Paying attention to the other Republican contenders besides the top two, billionaire businessman Donald Trump and Texas Senator Ted Cruz, could pose a challenge. In a recent Fox News poll out Sunday, Trump has a commanding lead in Iowa with 34% of support from Republican caucus-goers. Cruz is in second place with 23% and Marco Rubio comes in third with 12%. These poll numbers show a significant shift from just two weeks ago where Cruz led the GOP field with 27%, Trump had 23% and Rubio was in third place with 15%.
Sanders says the editorial endorsement could signal a select group of voters that do not fall under the Evangelical or Tea Party caucus electorate.
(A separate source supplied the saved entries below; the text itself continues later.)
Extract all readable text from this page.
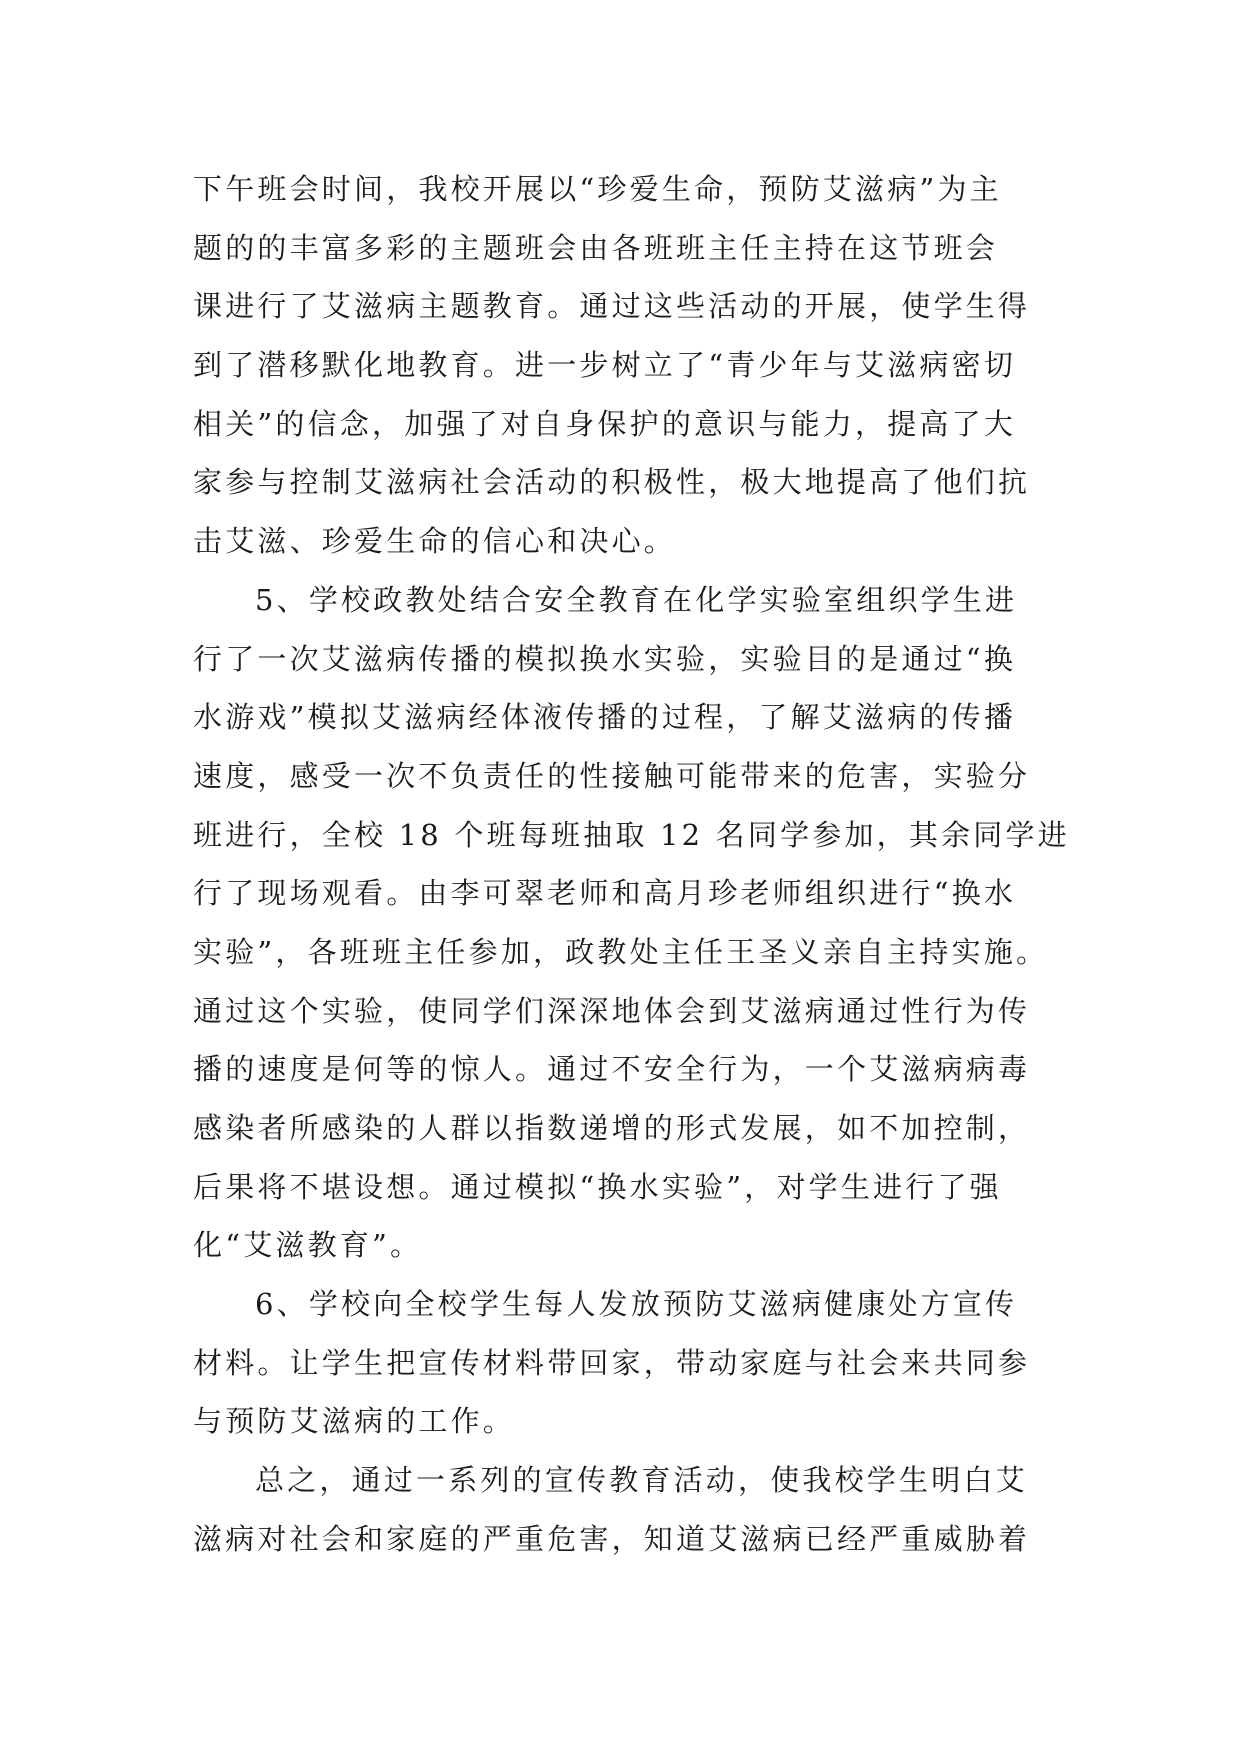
下午班会时间，我校开展以“珍爱生命，预防艾滋病”为主
题的的丰富多彩的主题班会由各班班主任主持在这节班会
课进行了艾滋病主题教育。通过这些活动的开展，使学生得
到了潜移默化地教育。进一步树立了“青少年与艾滋病密切
相关”的信念，加强了对自身保护的意识与能力，提高了大
家参与控制艾滋病社会活动的积极性，极大地提高了他们抗
击艾滋、珍爱生命的信心和决心。
5、学校政教处结合安全教育在化学实验室组织学生进
行了一次艾滋病传播的模拟换水实验，实验目的是通过“换
水游戏”模拟艾滋病经体液传播的过程，了解艾滋病的传播
速度，感受一次不负责任的性接触可能带来的危害，实验分
班进行，全校 18 个班每班抽取 12 名同学参加，其余同学进
行了现场观看。由李可翠老师和高月珍老师组织进行“换水
实验”，各班班主任参加，政教处主任王圣义亲自主持实施。
通过这个实验，使同学们深深地体会到艾滋病通过性行为传
播的速度是何等的惊人。通过不安全行为，一个艾滋病病毒
感染者所感染的人群以指数递增的形式发展，如不加控制，
后果将不堪设想。通过模拟“换水实验”，对学生进行了强
化“艾滋教育”。
6、学校向全校学生每人发放预防艾滋病健康处方宣传
材料。让学生把宣传材料带回家，带动家庭与社会来共同参
与预防艾滋病的工作。
总之，通过一系列的宣传教育活动，使我校学生明白艾
滋病对社会和家庭的严重危害，知道艾滋病已经严重威胁着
“If you are a mainstream Republican and you don’t want Donald Trump or Ted Cruz, you don’t feel strongly about any of the other candidates, this endorsement might make you say maybe we should coalesce around Marco Rubio,” said Sanders.
Historically, The Des Moines Register’s endorsement hasn’t sealed the deal for winning the Iowa caucus or the party nomination for either party. In 2008, the newspaper endorsed Democratic candidate Hillary Clinton but the Iowa caucus win and eventual party nomination went to then Senator Barack Obama. On the Republican side, the newspaper endorsed Republican candidate Senator John McCain, while he won the eventual parties’ nomination, the caucus win went to Former Arkansas Governor Mike Huckabee.
“The Iowa caucuses are too early in the process and the caucuses are more helpful to narrow the field then they are to ‘pick a winner’,” said Sanders. “What they are saying is here is someone you ought to vote for.”
Sanders says The Des Moines register is considered to be a liberal Democratic paper which is why the endorsement’s significance is more important to Democrats than Republicans. He says it may not do much to move the scales for undecided voters, but it does boost the candidates’ image.
“The real risk for Hillary Clinton was they were going to choose someone else, she is not going to win any more votes because of the endorsement but would rather have the endorsement than not because that means somebody else didn’t get it,” said Sanders.
In a recent CNN/ORC poll, Bernie Sanders is in the lead with 51% support from Democratic Iowa caucus-goers compared to Hillary Clinton’s 43%.
The Des Moines Register started endorsing candidates in the 1988 election. There have been many hits and misses over the years, proof that anything can happen in an election cycle. Here is a look back at past caucus endorsements, winners and nominees:
Endorsed Republican: Bob Dole
Caucus winner: Bob Dole
Nominee: George Bush
Endorsed Democrat: Paul Simon
Caucus winner: Richard Gephardt
Nominee: Michael Dukakis
Endorsed Republican: Bob Dole
Caucus winner and nominee: Bob Dole
Endorsed Republican: George W. Bush
Caucus winner and nominee: George W. Bush
Endorsed Democrat: Bill Bradley
Caucus winner and nominee: Al Gore
Endorsed Democrat: John Edwards
Caucus winner and nominee: John Kerry
Endorsed Republican: John McCain
Caucus winner: Mike Huckabee
Nominee: John McCain
Endorsed Democrat: Hillary Clinton
Caucus winner and nominee: Barack Obama
Endorsed Republican: Mitt Romney
Caucus winner: Rick Santorum
Nominee: Mitt Romney
Iowa caucus voters will cast their ballots next Monday, February 1. Fox News will host the final GOP debate before the caucus this Thursday, January 28.